Economia

O segredo que infla o valor dos robôs humanoides chineses…

Robôs humanoides chineses em centro de treinamento estatal com operadores humanos em teleoperação
Centros de treinamento financiados pelo Estado compram robôs e usam teleoperação para gerar dados, inflando valores artificiais.

A indústria chinesa de robôs humanoides movimenta bilhões, mas a maior parte da receita não vem de fábricas ou consumidores: sai de centros de treinamento financiados pelo próprio Estado. Esse ciclo fechado de capital levanta dúvidas severas sobre a existência de demanda comercial real. Investidores já começam a reduzir posições.

O modelo circular que lembra a Nvidia

Funciona assim: governos locais e fabricantes cofinanciam centros de treinamento. Esses centros compram os robôs, usam humanos para operá-los remotamente (teleoperação) e geram dados. Esses dados são vendidos de volta aos fabricantes para melhorar a IA das máquinas.

Na prática, o dinheiro público banca a compra do hardware e a geração do insumo mais valioso do setor. A dinâmica lembra o financiamento de data centers de IA que impulsionou a Nvidia, mas com uma diferença crucial: aqui, o cliente final e o financiador inicial são, muitas vezes, a mesma entidade política.

Valorações nas alturas, receita no papel

O efeito no mercado acionário foi imediato. A Unitree, estrela do segmento, valorizou mais de 600% após o IPO na Bolsa de Xangai, atingindo US$ 50 bilhões. A UBTech e a AgiBot também viram avaliações dispararem.

Porém, olhe para a composição da receita:

  • Leju Robot: 45% das vendas do modelo Kuavo vieram de centros de treinamento em 2024.
  • UBTech: 140 milhões de renminbi (R$ 109 milhões) em pedidos de centros estatais apenas em 2025.
  • Unitree: Cerca de 75% da receita de humanoides nos primeiros nove meses de 2025 originou-se de educação e pesquisa, não de uso industrial.

Conflito de interesse escondido nos registros

A promiscuidade entre regulador, financiador e jogador é explícita. No maior centro de treinamento de Pequim, a Leju detém 38% da empresa operadora. Ou seja, a fabricante é sócia do seu próprio cliente principal.

Analistas independentes alertam: essa estrutura ofusca a distinção entre demanda orgânica e demanda criada por política pública.
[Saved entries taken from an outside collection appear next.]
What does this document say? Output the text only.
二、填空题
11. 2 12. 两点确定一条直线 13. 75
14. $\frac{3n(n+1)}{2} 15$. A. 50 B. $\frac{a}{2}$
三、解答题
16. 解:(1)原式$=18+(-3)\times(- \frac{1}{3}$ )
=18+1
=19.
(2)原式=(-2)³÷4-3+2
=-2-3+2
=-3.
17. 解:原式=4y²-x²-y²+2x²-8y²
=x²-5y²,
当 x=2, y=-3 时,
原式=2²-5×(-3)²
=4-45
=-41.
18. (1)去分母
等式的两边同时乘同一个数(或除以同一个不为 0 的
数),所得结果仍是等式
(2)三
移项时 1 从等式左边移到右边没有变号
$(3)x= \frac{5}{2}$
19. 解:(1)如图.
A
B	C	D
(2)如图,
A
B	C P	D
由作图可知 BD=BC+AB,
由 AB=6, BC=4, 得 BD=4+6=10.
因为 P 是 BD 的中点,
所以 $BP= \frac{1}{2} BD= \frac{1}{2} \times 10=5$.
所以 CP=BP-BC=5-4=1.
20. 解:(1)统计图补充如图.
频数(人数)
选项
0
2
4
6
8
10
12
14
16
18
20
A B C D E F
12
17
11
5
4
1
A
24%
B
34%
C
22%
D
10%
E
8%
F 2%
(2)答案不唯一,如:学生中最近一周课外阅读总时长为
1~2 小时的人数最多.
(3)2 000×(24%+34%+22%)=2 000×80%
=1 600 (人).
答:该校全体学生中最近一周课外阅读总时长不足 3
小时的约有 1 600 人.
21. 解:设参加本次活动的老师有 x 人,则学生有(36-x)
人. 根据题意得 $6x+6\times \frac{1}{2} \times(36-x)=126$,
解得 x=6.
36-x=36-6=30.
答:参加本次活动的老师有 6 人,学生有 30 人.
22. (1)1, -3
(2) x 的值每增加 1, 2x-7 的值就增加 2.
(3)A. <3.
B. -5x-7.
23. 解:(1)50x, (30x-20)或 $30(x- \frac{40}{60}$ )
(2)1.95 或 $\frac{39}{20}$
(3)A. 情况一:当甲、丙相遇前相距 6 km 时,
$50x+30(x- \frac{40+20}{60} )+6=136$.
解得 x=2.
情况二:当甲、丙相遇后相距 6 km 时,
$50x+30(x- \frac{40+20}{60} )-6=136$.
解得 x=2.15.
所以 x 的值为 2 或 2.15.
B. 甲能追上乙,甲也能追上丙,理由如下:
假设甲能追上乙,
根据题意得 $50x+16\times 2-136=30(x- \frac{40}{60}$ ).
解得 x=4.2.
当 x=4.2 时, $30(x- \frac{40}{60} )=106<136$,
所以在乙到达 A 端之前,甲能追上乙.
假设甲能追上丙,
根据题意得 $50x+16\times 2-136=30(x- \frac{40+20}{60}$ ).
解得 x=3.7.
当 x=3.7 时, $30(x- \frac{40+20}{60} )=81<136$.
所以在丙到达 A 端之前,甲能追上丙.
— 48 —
Para um investidor sênior de Pequim, o setor já entrou no “ciclo de euforia” e muitos fundos buscam a porta de saída.

O gargalo que o dinheiro não resolve: dados ruins

Mesmo com a injeção de capital, a matéria-prima da IA — dados de alta qualidade — continua escassa. O Goldman Sachs aponta a falta de dados do “mundo real” como o maior obstáculo à adoção em massa.

Os números dos centros expõem a fragilidade:

  • Mais de 90 centros ativos ou em construção até junho de 2026 (Interact Analysis).
  • Promessa de 10 milhões de pontos de dados/ano por centro.
  • Realidade: apenas 2 a 3 horas de dados aproveitáveis em um turno de 8 horas.
  • Custo absurdo: até 1 milhão de renminbi (R$ 768 mil) por cinco minutos de coreografia.

Além disso, os dados de um fabricante servem apenas para aquele fabricante. Não há interoperabilidade. Robôs treinados em ambientes controlados falham ao enfrentar o caos de uma linha de produção real.

A aposta da “estratégia do desperdício”

Defensores do modelo citam o precedente dos veículos elétricos e painéis solares: a China subsidia a demanda inicial, cria escala, domina a cadeia de suprimentos e depois exporta. O Morgan Stanley, inclusive, dobrou a projeção de embarques para 2026: de 28 mil para 50 mil unidades.

Para governos locais, a conta fecha de outro jeito: atrai talentos, investimentos e cadeia de suprimentos para regiões onde a venda de terrenos secou. Alguns centros já viraram atração turística paga para estudantes nas férias.

O que observar daqui para frente

O teste de fogo não é tecnológico, é comercial. Se até o final de 2026 fabricantes como UBTech e Leju não mostrarem contratos volumosos com montadoras ou logística — setores que compram por ROI, não por decreto —, a reavaliação de ativos será violenta. Acompanhe a receita “não-governamental” nos próximos balanços: é o único termômetro honesto do setor.